Tudo isto está insinuado nos textos dos profetas: Agora se congregam muitas nações contra ti, que dizem: seja profanada, e os nossos olhos verão seus desejos sobre Sião. Mas não sabem os pensamentos do Senhor, nem entendem o seu conselho: porque as ajuntou como gavelas numa eira, Levanta-te, e trilha, ó filha de Sião; porque eu farei de ferro a tua ponta, e de cobre as tuas unhas, e esmiuçarás a muitos povos, e o seu ganho será consagrado ao Senhor de toda a terra. (Miquéias 4: 11-13.)
A hostilidade entre a boa e a má semente existe, existiu e existirá, e alcançará o seu ponto de culminância na consumação dos séculos, na Era Messiânica, que já começou.
Já discutimos no capítulo anterior que as transmutações históricas não têm compromisso cronológico, isto é, linear, podendo todas elas estarem coexistindo no espaço e no tempo. O fim deste processo é a plenitude, para a qual tende o ser. No entanto, é inevitável que esta oposição desencadeie num dado momento, uma guerra: Vi o céu aberto, e eis um cavalo branco. O seu cavaleiro se chama Fiel e verdadeiro, e julga e peleja com justiça (...); e seguiam-no os exércitos que há no céu, montando cavalos brancos, com vestiduras de linho finíssimo, branco e puro(...). E vi a besta e os reis da terra, com os seus exércitos, congregados para pelejarem contra aquele que estava montado no cavalo, e contra seu exército. (Apocalipse 19: 11-19.)
Esta oposição que há entre os exércitos do cavaleiro Fiel e o da besta, entre o verbo e a ignorância, entre a virtude varonil e o vício bestial, entre a boa vontade entre os homens e o egoísmo, entre a boa e a má semente culminará, com efeito, numa grande batalha mundial. Isto nos trará de volta os tempos heróicos?
Esta batalha será muito mais de Deus que de qualquer outro: Portanto esperai-me a mim, diz o Senhor, no dia em que eu me levantar para o despojo; porque o meu juízo é ajuntar as nações e congregar os reinos, para sobre eles derramar a minha indignação, e todo o ardor de minha ira; porque toda esta terra será consumida pelo fogo do meu zelo. (Sofonias 3: 8.)
Há uma distinção paulatina que vem ocorrendo no curso da história entre estas duas forças, distinção esta que evolui gradativamente de um raio de ação psíquico ou individual, para outro de envergadura social e histórica. Os eventos de amplitude local ou regional (sendo eles mesmos pequenas mônadas históricas) também se agigantam, tomando proporções cada vez mais universais.

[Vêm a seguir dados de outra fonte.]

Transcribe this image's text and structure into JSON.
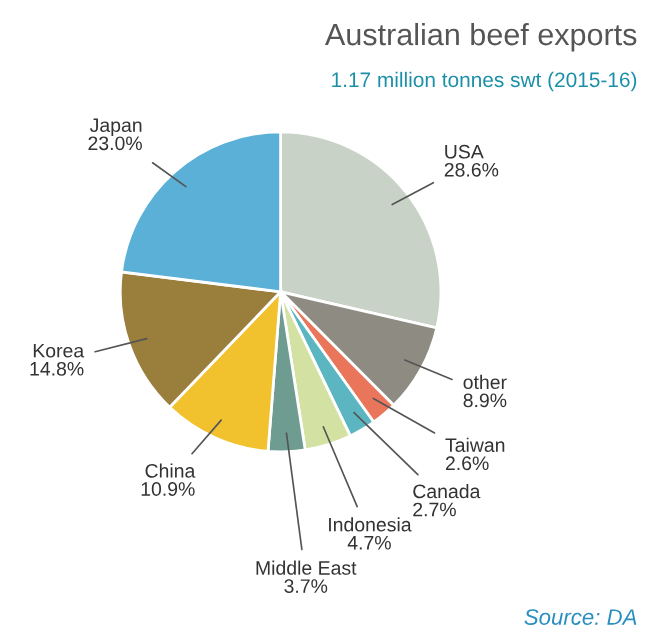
{
  "chart_data": {
    "type": "pie",
    "title": "Australian beef exports",
    "subtitle": "1.17 million tonnes swt (2015-16)",
    "categories": [
      "USA",
      "other",
      "Taiwan",
      "Canada",
      "Indonesia",
      "Middle East",
      "China",
      "Korea",
      "Japan"
    ],
    "values": [
      28.6,
      8.9,
      2.6,
      2.7,
      4.7,
      3.7,
      10.9,
      14.8,
      23.0
    ],
    "value_labels": [
      "28.6%",
      "8.9%",
      "2.6%",
      "2.7%",
      "4.7%",
      "3.7%",
      "10.9%",
      "14.8%",
      "23.0%"
    ],
    "colors": [
      "#c8d2c6",
      "#8e8b83",
      "#e9765a",
      "#5cb6c2",
      "#d3e2a2",
      "#6f9c90",
      "#f2c12e",
      "#9a7e3c",
      "#5ab0d6"
    ],
    "annotations": [
      "Source: DA"
    ]
  }
}
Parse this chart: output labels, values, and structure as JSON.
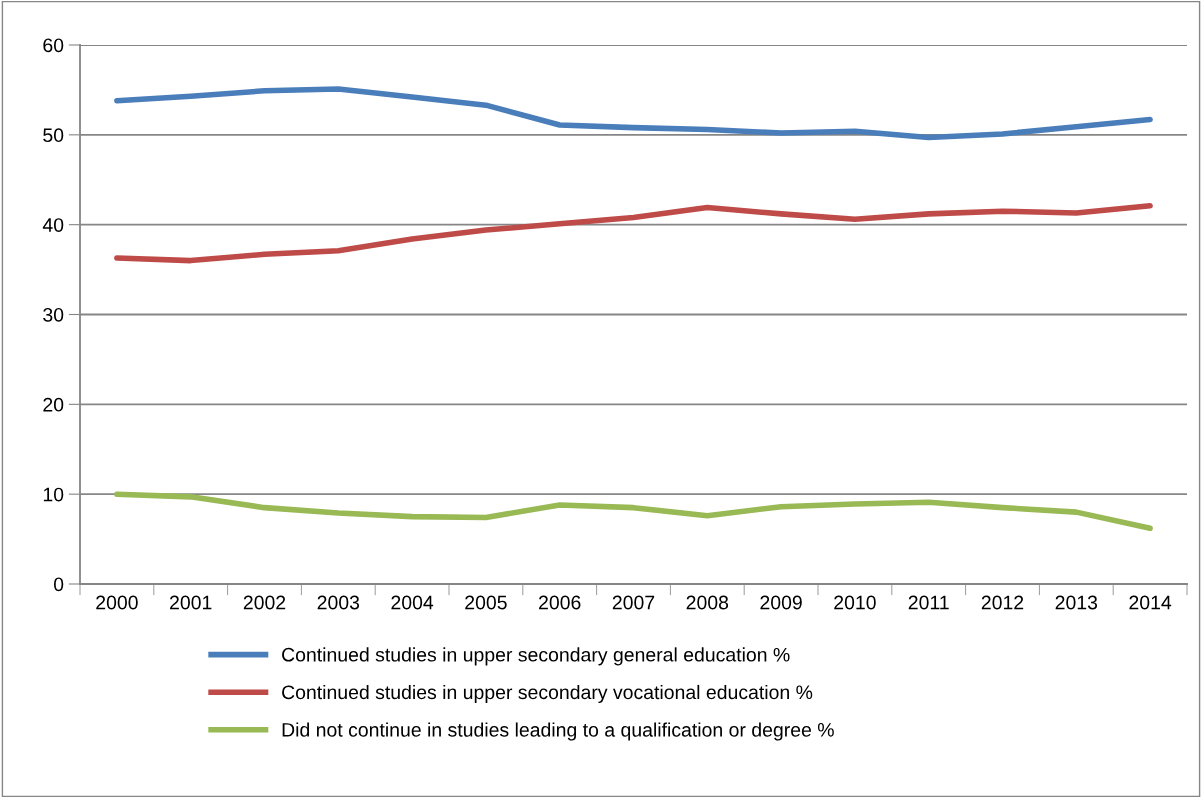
{
  "chart_data": {
    "type": "line",
    "categories": [
      "2000",
      "2001",
      "2002",
      "2003",
      "2004",
      "2005",
      "2006",
      "2007",
      "2008",
      "2009",
      "2010",
      "2011",
      "2012",
      "2013",
      "2014"
    ],
    "series": [
      {
        "name": "Continued studies in upper secondary general education %",
        "color": "#4a7ebb",
        "values": [
          53.8,
          54.3,
          54.9,
          55.1,
          54.2,
          53.3,
          51.1,
          50.8,
          50.6,
          50.2,
          50.4,
          49.7,
          50.1,
          50.9,
          51.7
        ]
      },
      {
        "name": "Continued studies in upper secondary vocational education %",
        "color": "#be4b48",
        "values": [
          36.3,
          36.0,
          36.7,
          37.1,
          38.4,
          39.4,
          40.1,
          40.8,
          41.9,
          41.2,
          40.6,
          41.2,
          41.5,
          41.3,
          42.1
        ]
      },
      {
        "name": "Did not continue in studies leading to a qualification or degree %",
        "color": "#98b954",
        "values": [
          10.0,
          9.7,
          8.5,
          7.9,
          7.5,
          7.4,
          8.8,
          8.5,
          7.6,
          8.6,
          8.9,
          9.1,
          8.5,
          8.0,
          6.2
        ]
      }
    ],
    "ylim": [
      0,
      60
    ],
    "yticks": [
      0,
      10,
      20,
      30,
      40,
      50,
      60
    ],
    "grid": "y",
    "legend": "bottom",
    "marker": "none",
    "line_style": "solid"
  }
}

Em suma, através das provações por que passam os justos, sua estrutura vem sendo refinada como o ouro em uma refinaria; como a constituição da argila que, pela manipulação do artífice, vem sendo preparada para receber sua forma final. O sofrimento a que os ímpios submetem os justos é um pouco como um cinzel, com o qual Deus vem esculpindo um novo homem. Eis o antagonismo dialético entre a causa material e a causa formal.
É um pouco também como a irritação de um corpo estranho no interior de uma ostra: faz ela produzir uma pérola. Assim acontece também conosco: estimula e liberta o que há de mais divino em nós, mesmo que, num primeiro momento, só haja desespero.Em tudo isto podemos contemplar a sabedoria e o amor de Deus: o mal teve início e terá fim um dia. A existência do mal está encerrada num espaço de tempo desprezível em comparação com a eternidade. Quando Deus colocou estas duas coisas na balança antes da fundação do mundo, a saber, a existência do mal num espaço ínfimo de tempo e a vida eterna para os que a escolhem, concluiu que valeria a pena.